Okumanın hazzı: Hazları sıraya koysalar, ikincisine bunu yazardım.

Ötelemek: Göğe örtü çekmek gibidir, güneş doğunca, hele yağmur yağınca, rüzgâra tutulunca anladığınız.

Peşinden gitmek: İşte zor dönemecidir hayatın. Siz kendi patikanızı açmaya bakın.

Resimle yaşamak: Çizmek duygusunu en çok hissettiren o yaşamak düşüncesi.

Sinemanın büyüsü: Eğer büyünün tanımını yapacak olursak, ilkin buradan başlamalı. İnsanlığın en büyük keşfi, cümlesine de yer bularak ama…

Şartlar değişince: Bunu beklerseniz hiçbir zaman yazamazsınız.

Tarihsel olan: Su içerken en çok düşündüğüm. Doğduğum kentin yeraltı sularla kaplıydı; bunun debisini ölçmek için üniversite kuruldu. Ama “uyandırmayın” denildi, ne yeraltını ne de yerüstünü…

Uzak yakınlık: Size yakın olabilecekleri hayatınızda tutmak, uzak durmaları gerekenleri çıkarmak. Yani nedir size iyi gelen, yazmak/okumak/yaratmak için ivmeniz olabilen bunu keşfetmenin yolu da buradan geçiyor sanki!

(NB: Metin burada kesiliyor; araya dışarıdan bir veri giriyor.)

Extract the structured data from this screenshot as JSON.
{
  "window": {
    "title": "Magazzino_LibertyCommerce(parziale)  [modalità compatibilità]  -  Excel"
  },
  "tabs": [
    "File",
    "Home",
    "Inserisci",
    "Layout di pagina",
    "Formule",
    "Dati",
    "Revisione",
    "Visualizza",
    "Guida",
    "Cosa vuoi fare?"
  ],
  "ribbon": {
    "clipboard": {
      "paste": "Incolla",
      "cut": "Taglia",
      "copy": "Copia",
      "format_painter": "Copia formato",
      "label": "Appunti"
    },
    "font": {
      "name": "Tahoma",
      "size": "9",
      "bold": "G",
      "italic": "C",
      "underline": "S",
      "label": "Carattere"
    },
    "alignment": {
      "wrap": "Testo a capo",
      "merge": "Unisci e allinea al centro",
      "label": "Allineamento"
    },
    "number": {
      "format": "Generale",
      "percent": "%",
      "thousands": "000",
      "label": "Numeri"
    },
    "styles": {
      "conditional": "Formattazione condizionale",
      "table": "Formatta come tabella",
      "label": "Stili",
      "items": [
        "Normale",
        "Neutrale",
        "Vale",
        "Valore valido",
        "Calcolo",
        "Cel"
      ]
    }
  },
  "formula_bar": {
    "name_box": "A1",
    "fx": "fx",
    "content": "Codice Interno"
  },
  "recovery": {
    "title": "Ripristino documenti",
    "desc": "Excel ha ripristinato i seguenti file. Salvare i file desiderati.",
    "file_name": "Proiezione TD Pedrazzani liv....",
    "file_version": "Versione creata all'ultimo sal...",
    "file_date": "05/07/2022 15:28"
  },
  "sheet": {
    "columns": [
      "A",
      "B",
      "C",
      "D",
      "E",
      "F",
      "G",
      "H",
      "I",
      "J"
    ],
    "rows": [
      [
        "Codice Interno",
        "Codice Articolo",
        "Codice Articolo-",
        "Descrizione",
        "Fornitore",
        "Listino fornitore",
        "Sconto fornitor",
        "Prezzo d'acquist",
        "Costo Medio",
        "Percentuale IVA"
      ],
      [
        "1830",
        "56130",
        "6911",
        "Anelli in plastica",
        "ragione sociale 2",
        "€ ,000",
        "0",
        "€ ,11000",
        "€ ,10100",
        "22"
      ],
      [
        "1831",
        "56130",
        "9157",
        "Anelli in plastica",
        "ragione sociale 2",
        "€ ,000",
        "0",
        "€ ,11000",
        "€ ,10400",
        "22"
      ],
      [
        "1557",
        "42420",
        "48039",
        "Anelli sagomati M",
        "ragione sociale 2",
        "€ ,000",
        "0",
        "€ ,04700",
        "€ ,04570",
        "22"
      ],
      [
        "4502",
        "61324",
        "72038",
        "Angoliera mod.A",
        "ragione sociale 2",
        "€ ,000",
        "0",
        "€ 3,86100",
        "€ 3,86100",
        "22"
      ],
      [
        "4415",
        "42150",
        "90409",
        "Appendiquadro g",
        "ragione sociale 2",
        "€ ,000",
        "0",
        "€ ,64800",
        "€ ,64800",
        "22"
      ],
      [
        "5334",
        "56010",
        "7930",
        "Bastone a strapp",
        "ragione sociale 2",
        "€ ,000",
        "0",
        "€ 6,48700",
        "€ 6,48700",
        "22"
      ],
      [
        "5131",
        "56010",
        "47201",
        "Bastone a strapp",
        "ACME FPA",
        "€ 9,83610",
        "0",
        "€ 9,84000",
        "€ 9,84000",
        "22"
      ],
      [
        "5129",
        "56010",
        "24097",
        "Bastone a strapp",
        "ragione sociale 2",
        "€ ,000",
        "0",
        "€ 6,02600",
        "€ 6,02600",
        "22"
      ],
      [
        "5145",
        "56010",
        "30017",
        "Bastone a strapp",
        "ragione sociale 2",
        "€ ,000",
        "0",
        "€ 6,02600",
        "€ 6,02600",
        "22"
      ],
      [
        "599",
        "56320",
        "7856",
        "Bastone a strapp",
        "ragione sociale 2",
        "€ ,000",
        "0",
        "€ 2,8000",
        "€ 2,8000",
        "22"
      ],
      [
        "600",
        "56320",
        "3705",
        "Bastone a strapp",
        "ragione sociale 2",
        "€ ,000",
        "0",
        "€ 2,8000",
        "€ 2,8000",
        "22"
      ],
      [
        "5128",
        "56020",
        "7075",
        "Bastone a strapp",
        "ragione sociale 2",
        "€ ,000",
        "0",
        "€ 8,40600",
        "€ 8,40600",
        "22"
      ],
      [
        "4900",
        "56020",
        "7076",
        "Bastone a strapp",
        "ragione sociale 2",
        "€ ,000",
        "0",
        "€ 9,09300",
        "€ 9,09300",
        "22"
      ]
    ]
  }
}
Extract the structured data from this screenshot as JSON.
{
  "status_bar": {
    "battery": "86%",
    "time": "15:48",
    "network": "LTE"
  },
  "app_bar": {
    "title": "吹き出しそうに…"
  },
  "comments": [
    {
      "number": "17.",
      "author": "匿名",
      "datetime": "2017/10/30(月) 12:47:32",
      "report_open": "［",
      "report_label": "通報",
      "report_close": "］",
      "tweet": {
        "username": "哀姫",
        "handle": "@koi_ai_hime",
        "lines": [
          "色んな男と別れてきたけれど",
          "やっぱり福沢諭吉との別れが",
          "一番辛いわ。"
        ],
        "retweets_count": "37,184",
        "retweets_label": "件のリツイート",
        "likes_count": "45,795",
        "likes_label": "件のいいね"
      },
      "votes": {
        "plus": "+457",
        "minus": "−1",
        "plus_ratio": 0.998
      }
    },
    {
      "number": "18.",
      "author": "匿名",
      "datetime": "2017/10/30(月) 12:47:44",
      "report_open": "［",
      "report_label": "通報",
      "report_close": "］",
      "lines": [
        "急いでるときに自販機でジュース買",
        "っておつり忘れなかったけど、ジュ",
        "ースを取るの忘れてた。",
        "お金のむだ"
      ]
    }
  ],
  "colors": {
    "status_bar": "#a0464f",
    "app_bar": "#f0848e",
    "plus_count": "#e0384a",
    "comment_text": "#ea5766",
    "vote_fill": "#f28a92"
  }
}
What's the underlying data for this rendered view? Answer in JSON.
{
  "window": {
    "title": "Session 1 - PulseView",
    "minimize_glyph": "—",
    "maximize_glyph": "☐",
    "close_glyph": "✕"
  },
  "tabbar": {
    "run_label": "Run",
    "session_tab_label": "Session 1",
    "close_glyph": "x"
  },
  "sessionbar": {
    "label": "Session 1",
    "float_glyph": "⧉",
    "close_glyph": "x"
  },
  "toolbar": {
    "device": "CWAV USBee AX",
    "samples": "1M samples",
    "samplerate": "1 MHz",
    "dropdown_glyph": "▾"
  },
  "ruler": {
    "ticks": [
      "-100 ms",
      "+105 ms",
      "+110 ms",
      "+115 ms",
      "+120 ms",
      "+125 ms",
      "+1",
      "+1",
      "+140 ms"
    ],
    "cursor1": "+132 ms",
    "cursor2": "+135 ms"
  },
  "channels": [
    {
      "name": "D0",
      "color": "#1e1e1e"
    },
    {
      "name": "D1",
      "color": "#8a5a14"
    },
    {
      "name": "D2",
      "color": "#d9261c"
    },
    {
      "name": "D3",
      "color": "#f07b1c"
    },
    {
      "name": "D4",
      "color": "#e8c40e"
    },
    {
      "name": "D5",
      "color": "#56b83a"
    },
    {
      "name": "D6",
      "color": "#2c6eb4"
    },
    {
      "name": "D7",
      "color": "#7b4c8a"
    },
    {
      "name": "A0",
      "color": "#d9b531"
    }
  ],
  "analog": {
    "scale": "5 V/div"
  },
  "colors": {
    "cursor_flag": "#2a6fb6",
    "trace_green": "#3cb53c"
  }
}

Ürkeklik: Ne yapmak istemediğini bilmekten doğar, kendini kapana kısılmış gibi hissetmenin bile farkında olamazsın bu durumda.

Vaz geçmek: Alışkanlıkların getirdiğini tutsaklıktır. Kolayı seçmek her zaman zorun korkusundan doğar.

Vazgeçmesini bilmek: İnsan bırakmaz sevdiğini, sevmek insanı bırakır, der şair. Vazgeçmesini bilmenize gerek yok, zamanı gelince sizi bırakanı bilmek ya da bilmemek mesele.

Yoluna devam etmek: Bu da sizin seçiminizle ortaya çıkabilecek olgu: ya var olanı sürdürür, bununla ‘mutlu’ görünürsünüz; ya da zoru seçer hayatı anlamlı/değerli kılmanın sürekli bir uğraş edinmekle mümkün olabileceğine inandırırsınız kendinizi. Sanırım bu da her gün yanan bir fırına odun taşımak gibi bir şeydir.

Yolunu seçmek: Eğer yaşama yolunuzu arzularınız/tutkularınız üzerine kurmak istiyorsanız, tez elden seçimlerinizi gözden geçirmeniz gerekir. Sonradan ‘geç kaldım’ dememek için. Unutmayın ki, seçimlerimizdir bizi mutlu/mutsuz eden. Eğer ne istemediğini bilmiyorsan, yazı yoluna girmenin de engellerini yaratırsın sürekli.

Zamana bırakma: Bu bakış kendini öncelikle “iyi okur” olmaktan alıkoyan bir düşünceyle başlar, sonra da akışa bırakarak kendini sıradanlaşmayı seçmenin yolunu yöneltir. Oysa yazacak birinin buna ne vakti, ne zamanı ne de duygusu vardır. Yazmak bir o kadar da tutku işi, sadakat, bağlılık işi. Bir şeyi sevemeyen, tutkuyla bağlanamayan, buna sadakat gösteremeyenin yazıda işi yoktur!